(0/h) Jak na razie moje rurkowe miejscowe miejscówki zupełnie bezobjawowe. Jak tegoroczna wiosna 😆 Za to doznania organoleptyczne na najwyższym poziomie. Szczególnie te wzrokowe. Żółciaki perfekcyjnie kontrastowały z eksplozją zielonych pokrzyw, dębowych albo bukowych liści, traw, konwalii czy poziomek. W czwartek Zawoja. Ale czy w górach powyżej 700 mnpm można już na coś liczyć? Wątpie. W połowie kwietnia zaliczając kilka szczytów do "Korony Beskidu Śląskiego" w lesie zalegał śnieg. Ale sprawdzić nie zaszkodzi.

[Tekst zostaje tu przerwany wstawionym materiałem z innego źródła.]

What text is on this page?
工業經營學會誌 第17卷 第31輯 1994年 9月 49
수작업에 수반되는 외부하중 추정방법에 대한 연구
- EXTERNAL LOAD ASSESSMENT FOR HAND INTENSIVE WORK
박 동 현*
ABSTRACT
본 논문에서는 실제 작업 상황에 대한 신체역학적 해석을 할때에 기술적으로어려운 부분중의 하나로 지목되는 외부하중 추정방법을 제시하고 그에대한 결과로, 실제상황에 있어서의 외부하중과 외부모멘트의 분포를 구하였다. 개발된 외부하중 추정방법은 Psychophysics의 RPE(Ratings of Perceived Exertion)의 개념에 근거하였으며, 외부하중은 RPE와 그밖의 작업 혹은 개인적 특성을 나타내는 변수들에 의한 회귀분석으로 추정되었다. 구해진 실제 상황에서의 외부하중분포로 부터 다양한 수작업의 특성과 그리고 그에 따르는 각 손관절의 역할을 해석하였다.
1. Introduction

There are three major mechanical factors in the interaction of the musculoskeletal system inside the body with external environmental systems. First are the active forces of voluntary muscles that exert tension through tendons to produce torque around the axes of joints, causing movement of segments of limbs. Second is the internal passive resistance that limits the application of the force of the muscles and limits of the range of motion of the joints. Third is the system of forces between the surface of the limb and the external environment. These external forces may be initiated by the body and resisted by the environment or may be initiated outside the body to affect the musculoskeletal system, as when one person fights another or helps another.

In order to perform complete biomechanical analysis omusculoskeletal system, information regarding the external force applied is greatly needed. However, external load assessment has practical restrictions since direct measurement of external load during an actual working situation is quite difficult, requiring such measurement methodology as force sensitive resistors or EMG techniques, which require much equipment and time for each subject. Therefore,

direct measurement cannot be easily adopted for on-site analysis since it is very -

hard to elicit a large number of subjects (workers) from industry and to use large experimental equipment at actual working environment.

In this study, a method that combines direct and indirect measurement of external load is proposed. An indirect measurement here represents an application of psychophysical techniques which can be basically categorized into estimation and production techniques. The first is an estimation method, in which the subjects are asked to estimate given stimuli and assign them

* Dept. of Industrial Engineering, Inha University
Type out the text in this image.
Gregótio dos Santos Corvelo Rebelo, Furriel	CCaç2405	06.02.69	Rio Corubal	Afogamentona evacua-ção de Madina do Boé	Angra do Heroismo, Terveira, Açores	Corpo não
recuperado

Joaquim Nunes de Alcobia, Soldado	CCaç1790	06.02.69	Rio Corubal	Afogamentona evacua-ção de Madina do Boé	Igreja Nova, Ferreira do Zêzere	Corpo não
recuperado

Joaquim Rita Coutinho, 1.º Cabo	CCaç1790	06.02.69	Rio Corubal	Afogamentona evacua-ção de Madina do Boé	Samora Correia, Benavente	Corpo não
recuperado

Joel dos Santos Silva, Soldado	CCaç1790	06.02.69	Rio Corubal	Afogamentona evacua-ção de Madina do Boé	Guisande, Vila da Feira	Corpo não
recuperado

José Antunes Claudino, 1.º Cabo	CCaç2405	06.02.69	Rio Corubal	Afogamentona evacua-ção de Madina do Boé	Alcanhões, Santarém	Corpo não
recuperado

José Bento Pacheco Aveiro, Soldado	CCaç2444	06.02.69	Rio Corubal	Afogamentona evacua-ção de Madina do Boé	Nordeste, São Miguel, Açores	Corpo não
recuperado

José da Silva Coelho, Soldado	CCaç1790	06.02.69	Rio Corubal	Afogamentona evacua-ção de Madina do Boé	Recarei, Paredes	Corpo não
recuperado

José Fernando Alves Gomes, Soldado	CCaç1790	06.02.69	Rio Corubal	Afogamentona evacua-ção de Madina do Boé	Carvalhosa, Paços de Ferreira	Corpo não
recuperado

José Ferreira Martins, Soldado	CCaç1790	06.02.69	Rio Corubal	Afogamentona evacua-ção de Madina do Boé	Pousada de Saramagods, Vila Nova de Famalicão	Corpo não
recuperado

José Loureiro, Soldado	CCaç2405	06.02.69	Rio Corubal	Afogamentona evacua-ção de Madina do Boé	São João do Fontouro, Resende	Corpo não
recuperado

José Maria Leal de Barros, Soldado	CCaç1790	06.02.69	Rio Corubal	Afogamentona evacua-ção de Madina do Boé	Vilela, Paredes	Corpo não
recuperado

(0/h) Poranne kuśtykanie po Zielonym Wzgórzu z bukami, dębami, świerkami i młodnikiem sosnowym, wsłuchując się w koncert młodych ptasich talentów. Nie dane mi było zaznać ochów i achów, jeszcze. Ale to dopiero początek serialu p. t. Na grzyby. Mam skromną nadzieje że następne odcinki przyniosą więcej emocji. Tego Życzę Wszystkim i sobie.

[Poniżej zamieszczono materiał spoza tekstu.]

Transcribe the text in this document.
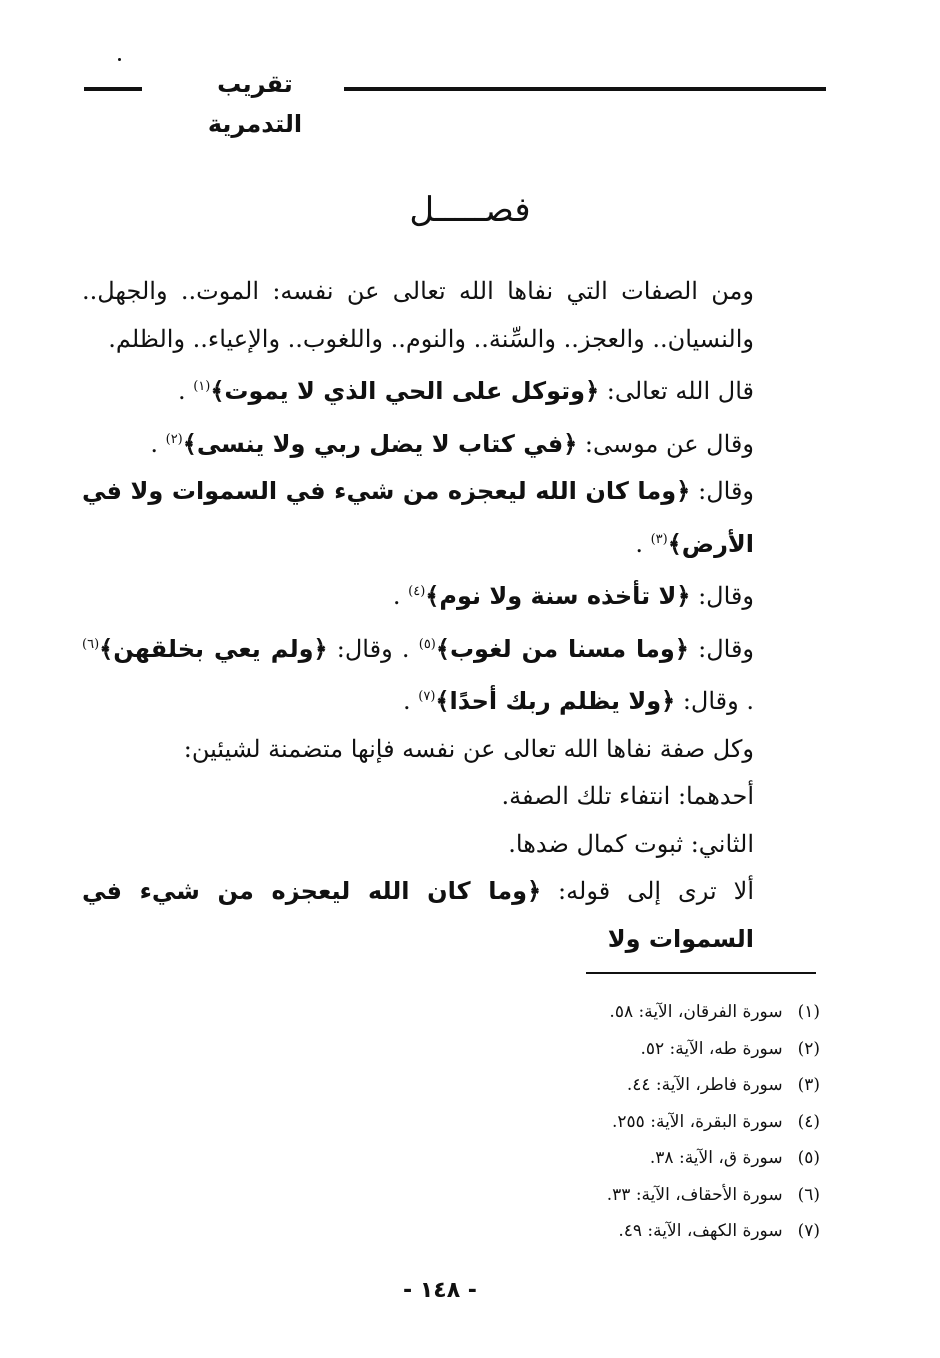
تقريب التدمرية
فصـــــل

ومن الصفات التي نفاها الله تعالى عن نفسه: الموت.. والجهل.. والنسيان.. والعجز.. والسِّنة.. والنوم.. واللغوب.. والإعياء.. والظلم.

قال الله تعالى: ﴿وتوكل على الحي الذي لا يموت﴾$^{(١)}$ .

وقال عن موسى: ﴿في كتاب لا يضل ربي ولا ينسى﴾$^{(٢)}$ .

وقال: ﴿وما كان الله ليعجزه من شيء في السموات ولا في الأرض﴾$^{(٣)}$ .

وقال: ﴿لا تأخذه سنة ولا نوم﴾$^{(٤)}$ .

وقال: ﴿وما مسنا من لغوب﴾$^{(٥)}$ . وقال: ﴿ولم يعي بخلقهن﴾$^{(٦)}$ . وقال: ﴿ولا يظلم ربك أحدًا﴾$^{(٧)}$ .

وكل صفة نفاها الله تعالى عن نفسه فإنها متضمنة لشيئين:

أحدهما: انتفاء تلك الصفة.

الثاني: ثبوت كمال ضدها.

ألا ترى إلى قوله: ﴿وما كان الله ليعجزه من شيء في السموات ولا

(١) سورة الفرقان، الآية: ٥٨.

(٢) سورة طه، الآية: ٥٢.

(٣) سورة فاطر، الآية: ٤٤.

(٤) سورة البقرة، الآية: ٢٥٥.

(٥) سورة ق، الآية: ٣٨.

(٦) سورة الأحقاف، الآية: ٣٣.

(٧) سورة الكهف، الآية: ٤٩.

- ١٤٨ -
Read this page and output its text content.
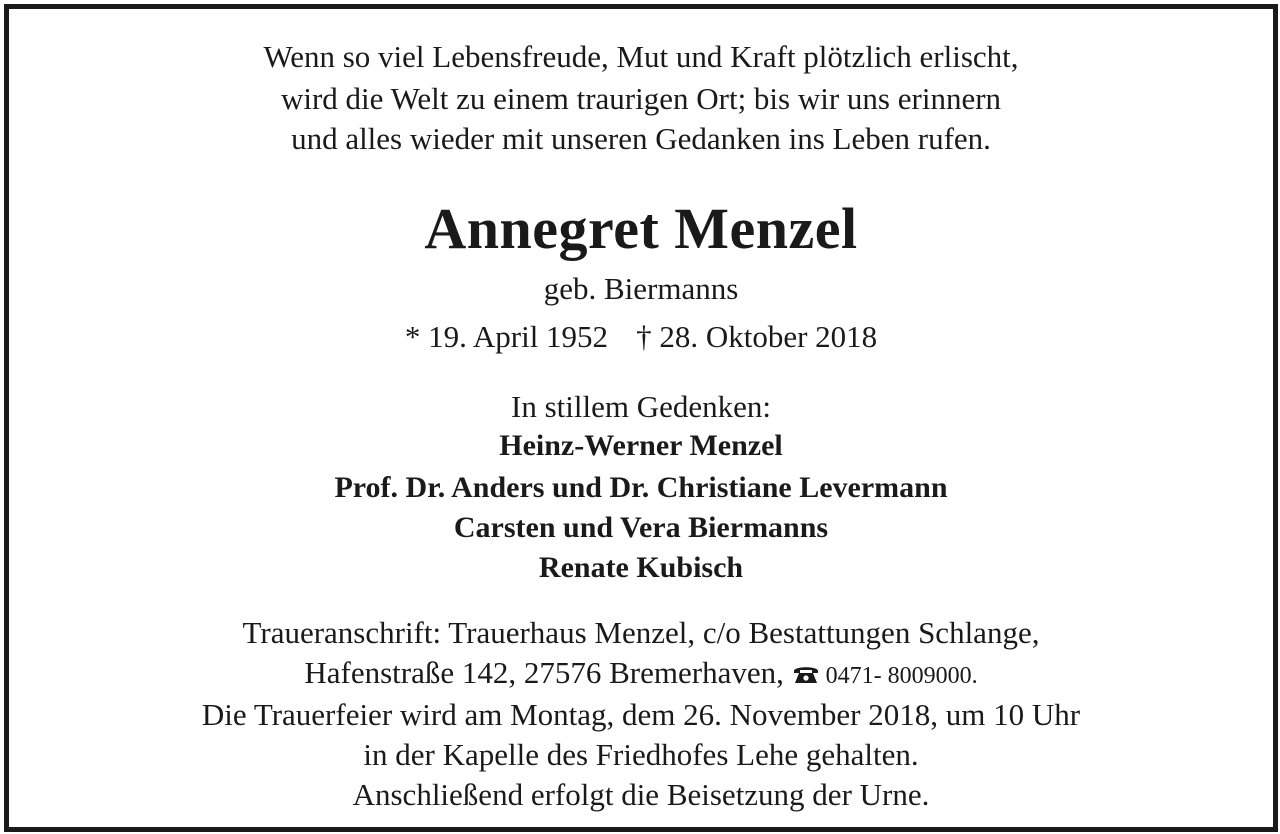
Wenn so viel Lebensfreude, Mut und Kraft plötzlich erlischt,
wird die Welt zu einem traurigen Ort; bis wir uns erinnern
und alles wieder mit unseren Gedanken ins Leben rufen.
Annegret Menzel
geb. Biermanns
* 19. April 1952 † 28. Oktober 2018
In stillem Gedenken:
Heinz-Werner Menzel
Prof. Dr. Anders und Dr. Christiane Levermann
Carsten und Vera Biermanns
Renate Kubisch
Traueranschrift: Trauerhaus Menzel, c/o Bestattungen Schlange,
Hafenstraße 142, 27576 Bremerhaven, 0471- 8009000.
Die Trauerfeier wird am Montag, dem 26. November 2018, um 10 Uhr
in der Kapelle des Friedhofes Lehe gehalten.
Anschließend erfolgt die Beisetzung der Urne.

Ten kolorowy na pniu to... zapomniałem jak się nazywa.
(1/h) Dzisiaj dwie godzinki spacerowym tempem w lesie bukowym i mieszanym. Pomimo ogromnej chęci zapunktowania majowym rurkowcem niestety nie było mi to dane. Zajrzałem to tu to tam ale ani ceglasi ani maślaków nie widziałem. Trafił się jeden jedyny grzybek pałaszowany już przez ślimaka, na moje oko drobnołuszczak jeleni. Pozdrawiam :)
(0/h) W życiu nie spodziewałbym się kurczaka na moim ogródku, a jednak... Wróciłem z tygodniowego wyjazdu i oto na starej, martwej śliwie, spod liści kiwi błysnął mi w oczy znajomy żółty kształt. Różne już miałem grzyby na moim ogródku, smardze, czernidłaki, maślaki i różne "psiaki", a teraz mam swojego prywatnego żółciaka.

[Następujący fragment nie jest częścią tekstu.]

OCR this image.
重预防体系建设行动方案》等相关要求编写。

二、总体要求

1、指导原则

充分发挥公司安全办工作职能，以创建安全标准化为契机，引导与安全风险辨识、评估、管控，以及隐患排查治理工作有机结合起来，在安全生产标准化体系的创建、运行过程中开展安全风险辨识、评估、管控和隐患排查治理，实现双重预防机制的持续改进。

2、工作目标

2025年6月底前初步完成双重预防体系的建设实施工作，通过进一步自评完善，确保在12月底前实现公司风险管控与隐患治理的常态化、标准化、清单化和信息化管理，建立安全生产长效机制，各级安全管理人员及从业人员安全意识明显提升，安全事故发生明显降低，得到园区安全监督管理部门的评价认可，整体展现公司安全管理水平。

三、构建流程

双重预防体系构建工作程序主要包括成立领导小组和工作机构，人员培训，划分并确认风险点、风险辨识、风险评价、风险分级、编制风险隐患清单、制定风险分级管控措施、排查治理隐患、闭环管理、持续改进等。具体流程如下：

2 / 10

(0/h) Zacznę z podniesionym ciśnieniem, bo tną mi Puszczu mimo wszystko bardziej lubię rosnące zielone drzewa od chrustu. Zdenerwowany nie znalazłem żadnego grzybka rurkowego, do tego pogonił mnie deszcz i nerwa. Nie tróję więcej państwu po prostu robię przerwa. Pa, pa..... :))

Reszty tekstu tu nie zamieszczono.